As we backed out of the drive, I saw a flurry of papers swirl in the air on the passenger side of the van.  My husband had accidently left a stack on our vehicle.  I urged Ian to collect the papers.  As soon as the van door was closed, I put my foot on the gas as we sped off to school.

But looking in the rear view mirror Ian had only collected a third of Joe’s papers.  The rest were scattered at the end of the driveway.  I quickly assessed my options: do I go back and pick up the papers, making the kids be late for school, or since there was no wind do I leave them there and pick them up when I get back?  It was a rare occasion that I did not bring my cell phone with me, so I couldn’t call Joe to alert him about the papers.  I opted to take the kids to school and come back for the papers.

But when I drove back down our street there were no trace of the papers.  Joe freaked when I told him and went into panic looking for the critical documents.  I felt bad and started to second guess my choice.
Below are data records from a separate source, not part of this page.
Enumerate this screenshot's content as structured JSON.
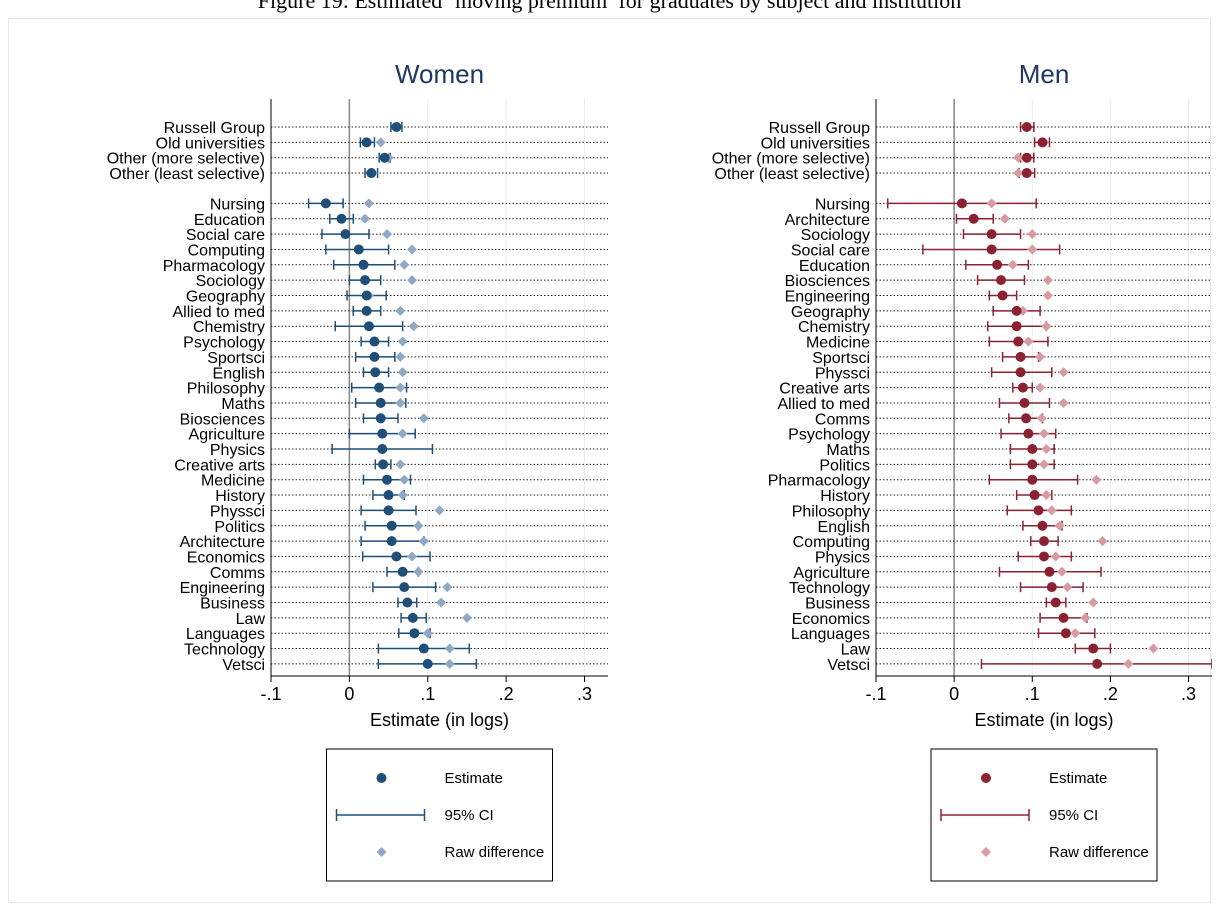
{
  "figure_title": "Figure 19: Estimated ‘moving premium’ for graduates by subject and institution",
  "colors": {
    "women_marker": "#1f4e79",
    "women_raw": "#8fa8c4",
    "men_marker": "#8b2232",
    "men_raw": "#d79ba2",
    "title_text": "#1f3864",
    "reference_line": "#888888",
    "grid": "#ececec"
  },
  "chart_data": [
    {
      "type": "scatter",
      "title": "Women",
      "xlabel": "Estimate (in logs)",
      "xlim": [
        -0.1,
        0.33
      ],
      "xticks": [
        -0.1,
        0,
        0.1,
        0.2,
        0.3
      ],
      "xtick_labels": [
        "-.1",
        "0",
        ".1",
        ".2",
        ".3"
      ],
      "reference_line_x": 0,
      "grid": true,
      "legend": [
        {
          "label": "Estimate",
          "symbol": "dot"
        },
        {
          "label": "95% CI",
          "symbol": "ci"
        },
        {
          "label": "Raw difference",
          "symbol": "diamond"
        }
      ],
      "legend_placement": "bottom",
      "groups": [
        {
          "rows": [
            {
              "label": "Russell Group",
              "est": 0.06,
              "lo": 0.053,
              "hi": 0.067,
              "raw": 0.06
            },
            {
              "label": "Old universities",
              "est": 0.022,
              "lo": 0.014,
              "hi": 0.032,
              "raw": 0.04
            },
            {
              "label": "Other (more selective)",
              "est": 0.045,
              "lo": 0.038,
              "hi": 0.052,
              "raw": 0.05
            },
            {
              "label": "Other (least selective)",
              "est": 0.028,
              "lo": 0.02,
              "hi": 0.036,
              "raw": 0.03
            }
          ]
        },
        {
          "rows": [
            {
              "label": "Nursing",
              "est": -0.03,
              "lo": -0.052,
              "hi": -0.008,
              "raw": 0.025
            },
            {
              "label": "Education",
              "est": -0.01,
              "lo": -0.025,
              "hi": 0.005,
              "raw": 0.02
            },
            {
              "label": "Social care",
              "est": -0.005,
              "lo": -0.035,
              "hi": 0.025,
              "raw": 0.048
            },
            {
              "label": "Computing",
              "est": 0.012,
              "lo": -0.03,
              "hi": 0.05,
              "raw": 0.08
            },
            {
              "label": "Pharmacology",
              "est": 0.018,
              "lo": -0.02,
              "hi": 0.058,
              "raw": 0.07
            },
            {
              "label": "Sociology",
              "est": 0.02,
              "lo": 0.0,
              "hi": 0.04,
              "raw": 0.08
            },
            {
              "label": "Geography",
              "est": 0.022,
              "lo": -0.003,
              "hi": 0.047,
              "raw": 0.025
            },
            {
              "label": "Allied to med",
              "est": 0.022,
              "lo": 0.005,
              "hi": 0.04,
              "raw": 0.065
            },
            {
              "label": "Chemistry",
              "est": 0.025,
              "lo": -0.018,
              "hi": 0.068,
              "raw": 0.082
            },
            {
              "label": "Psychology",
              "est": 0.032,
              "lo": 0.015,
              "hi": 0.05,
              "raw": 0.068
            },
            {
              "label": "Sportsci",
              "est": 0.032,
              "lo": 0.008,
              "hi": 0.058,
              "raw": 0.065
            },
            {
              "label": "English",
              "est": 0.033,
              "lo": 0.018,
              "hi": 0.05,
              "raw": 0.068
            },
            {
              "label": "Philosophy",
              "est": 0.038,
              "lo": 0.003,
              "hi": 0.073,
              "raw": 0.065
            },
            {
              "label": "Maths",
              "est": 0.04,
              "lo": 0.008,
              "hi": 0.072,
              "raw": 0.065
            },
            {
              "label": "Biosciences",
              "est": 0.04,
              "lo": 0.018,
              "hi": 0.062,
              "raw": 0.095
            },
            {
              "label": "Agriculture",
              "est": 0.042,
              "lo": 0.0,
              "hi": 0.084,
              "raw": 0.068
            },
            {
              "label": "Physics",
              "est": 0.042,
              "lo": -0.022,
              "hi": 0.106,
              "raw": 0.042
            },
            {
              "label": "Creative arts",
              "est": 0.043,
              "lo": 0.033,
              "hi": 0.053,
              "raw": 0.065
            },
            {
              "label": "Medicine",
              "est": 0.048,
              "lo": 0.018,
              "hi": 0.078,
              "raw": 0.07
            },
            {
              "label": "History",
              "est": 0.05,
              "lo": 0.03,
              "hi": 0.07,
              "raw": 0.068
            },
            {
              "label": "Physsci",
              "est": 0.05,
              "lo": 0.015,
              "hi": 0.085,
              "raw": 0.115
            },
            {
              "label": "Politics",
              "est": 0.054,
              "lo": 0.02,
              "hi": 0.088,
              "raw": 0.088
            },
            {
              "label": "Architecture",
              "est": 0.054,
              "lo": 0.015,
              "hi": 0.095,
              "raw": 0.095
            },
            {
              "label": "Economics",
              "est": 0.06,
              "lo": 0.017,
              "hi": 0.103,
              "raw": 0.08
            },
            {
              "label": "Comms",
              "est": 0.068,
              "lo": 0.048,
              "hi": 0.088,
              "raw": 0.088
            },
            {
              "label": "Engineering",
              "est": 0.07,
              "lo": 0.03,
              "hi": 0.11,
              "raw": 0.125
            },
            {
              "label": "Business",
              "est": 0.074,
              "lo": 0.062,
              "hi": 0.086,
              "raw": 0.117
            },
            {
              "label": "Law",
              "est": 0.081,
              "lo": 0.066,
              "hi": 0.098,
              "raw": 0.15
            },
            {
              "label": "Languages",
              "est": 0.083,
              "lo": 0.063,
              "hi": 0.103,
              "raw": 0.1
            },
            {
              "label": "Technology",
              "est": 0.095,
              "lo": 0.037,
              "hi": 0.153,
              "raw": 0.128
            },
            {
              "label": "Vetsci",
              "est": 0.1,
              "lo": 0.037,
              "hi": 0.162,
              "raw": 0.128
            }
          ]
        }
      ]
    },
    {
      "type": "scatter",
      "title": "Men",
      "xlabel": "Estimate (in logs)",
      "xlim": [
        -0.1,
        0.33
      ],
      "xticks": [
        -0.1,
        0,
        0.1,
        0.2,
        0.3
      ],
      "xtick_labels": [
        "-.1",
        "0",
        ".1",
        ".2",
        ".3"
      ],
      "reference_line_x": 0,
      "grid": true,
      "legend": [
        {
          "label": "Estimate",
          "symbol": "dot"
        },
        {
          "label": "95% CI",
          "symbol": "ci"
        },
        {
          "label": "Raw difference",
          "symbol": "diamond"
        }
      ],
      "legend_placement": "bottom",
      "groups": [
        {
          "rows": [
            {
              "label": "Russell Group",
              "est": 0.093,
              "lo": 0.085,
              "hi": 0.102,
              "raw": 0.093
            },
            {
              "label": "Old universities",
              "est": 0.113,
              "lo": 0.103,
              "hi": 0.122,
              "raw": 0.115
            },
            {
              "label": "Other (more selective)",
              "est": 0.093,
              "lo": 0.085,
              "hi": 0.102,
              "raw": 0.082
            },
            {
              "label": "Other (least selective)",
              "est": 0.093,
              "lo": 0.083,
              "hi": 0.103,
              "raw": 0.082
            }
          ]
        },
        {
          "rows": [
            {
              "label": "Nursing",
              "est": 0.01,
              "lo": -0.085,
              "hi": 0.105,
              "raw": 0.048
            },
            {
              "label": "Architecture",
              "est": 0.025,
              "lo": 0.003,
              "hi": 0.05,
              "raw": 0.065
            },
            {
              "label": "Sociology",
              "est": 0.048,
              "lo": 0.012,
              "hi": 0.085,
              "raw": 0.1
            },
            {
              "label": "Social care",
              "est": 0.048,
              "lo": -0.04,
              "hi": 0.135,
              "raw": 0.1
            },
            {
              "label": "Education",
              "est": 0.055,
              "lo": 0.015,
              "hi": 0.095,
              "raw": 0.075
            },
            {
              "label": "Biosciences",
              "est": 0.06,
              "lo": 0.03,
              "hi": 0.09,
              "raw": 0.12
            },
            {
              "label": "Engineering",
              "est": 0.062,
              "lo": 0.045,
              "hi": 0.08,
              "raw": 0.12
            },
            {
              "label": "Geography",
              "est": 0.08,
              "lo": 0.05,
              "hi": 0.11,
              "raw": 0.088
            },
            {
              "label": "Chemistry",
              "est": 0.08,
              "lo": 0.043,
              "hi": 0.118,
              "raw": 0.118
            },
            {
              "label": "Medicine",
              "est": 0.082,
              "lo": 0.045,
              "hi": 0.12,
              "raw": 0.095
            },
            {
              "label": "Sportsci",
              "est": 0.085,
              "lo": 0.062,
              "hi": 0.108,
              "raw": 0.11
            },
            {
              "label": "Physsci",
              "est": 0.085,
              "lo": 0.048,
              "hi": 0.125,
              "raw": 0.14
            },
            {
              "label": "Creative arts",
              "est": 0.088,
              "lo": 0.075,
              "hi": 0.1,
              "raw": 0.11
            },
            {
              "label": "Allied to med",
              "est": 0.09,
              "lo": 0.058,
              "hi": 0.122,
              "raw": 0.14
            },
            {
              "label": "Comms",
              "est": 0.092,
              "lo": 0.07,
              "hi": 0.113,
              "raw": 0.112
            },
            {
              "label": "Psychology",
              "est": 0.095,
              "lo": 0.06,
              "hi": 0.13,
              "raw": 0.115
            },
            {
              "label": "Maths",
              "est": 0.1,
              "lo": 0.072,
              "hi": 0.128,
              "raw": 0.118
            },
            {
              "label": "Politics",
              "est": 0.1,
              "lo": 0.072,
              "hi": 0.128,
              "raw": 0.115
            },
            {
              "label": "Pharmacology",
              "est": 0.1,
              "lo": 0.045,
              "hi": 0.158,
              "raw": 0.182
            },
            {
              "label": "History",
              "est": 0.103,
              "lo": 0.08,
              "hi": 0.125,
              "raw": 0.118
            },
            {
              "label": "Philosophy",
              "est": 0.108,
              "lo": 0.068,
              "hi": 0.15,
              "raw": 0.125
            },
            {
              "label": "English",
              "est": 0.113,
              "lo": 0.088,
              "hi": 0.138,
              "raw": 0.135
            },
            {
              "label": "Computing",
              "est": 0.115,
              "lo": 0.098,
              "hi": 0.133,
              "raw": 0.19
            },
            {
              "label": "Physics",
              "est": 0.115,
              "lo": 0.082,
              "hi": 0.15,
              "raw": 0.13
            },
            {
              "label": "Agriculture",
              "est": 0.122,
              "lo": 0.058,
              "hi": 0.188,
              "raw": 0.138
            },
            {
              "label": "Technology",
              "est": 0.125,
              "lo": 0.085,
              "hi": 0.165,
              "raw": 0.145
            },
            {
              "label": "Business",
              "est": 0.13,
              "lo": 0.118,
              "hi": 0.143,
              "raw": 0.178
            },
            {
              "label": "Economics",
              "est": 0.14,
              "lo": 0.11,
              "hi": 0.17,
              "raw": 0.168
            },
            {
              "label": "Languages",
              "est": 0.143,
              "lo": 0.108,
              "hi": 0.18,
              "raw": 0.155
            },
            {
              "label": "Law",
              "est": 0.178,
              "lo": 0.155,
              "hi": 0.2,
              "raw": 0.255
            },
            {
              "label": "Vetsci",
              "est": 0.183,
              "lo": 0.035,
              "hi": 0.33,
              "raw": 0.223
            }
          ]
        }
      ]
    }
  ]
}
Looking at the lose –lose propositions I had to pick from, I concluded that my contribution to the chaos was the razor-thin margins I often have in my life.  If we had some extra time to buffer the distractions, I would have been in a position both to pick up all of my husband’s papers and get the kids to school on time.
Joe walked in the kitchen, relieved with a handful of papers.  He told me that we have a neighborhood angel.

I’m still working out how to show each member of my family consideration and love while juggling everything else.   I’m grateful God still provides the heavenly support we often need to make things work.

Catholic Women’s Guide to Healthy Relationships Tip:  Do the margins in your life allow you to love under pressure?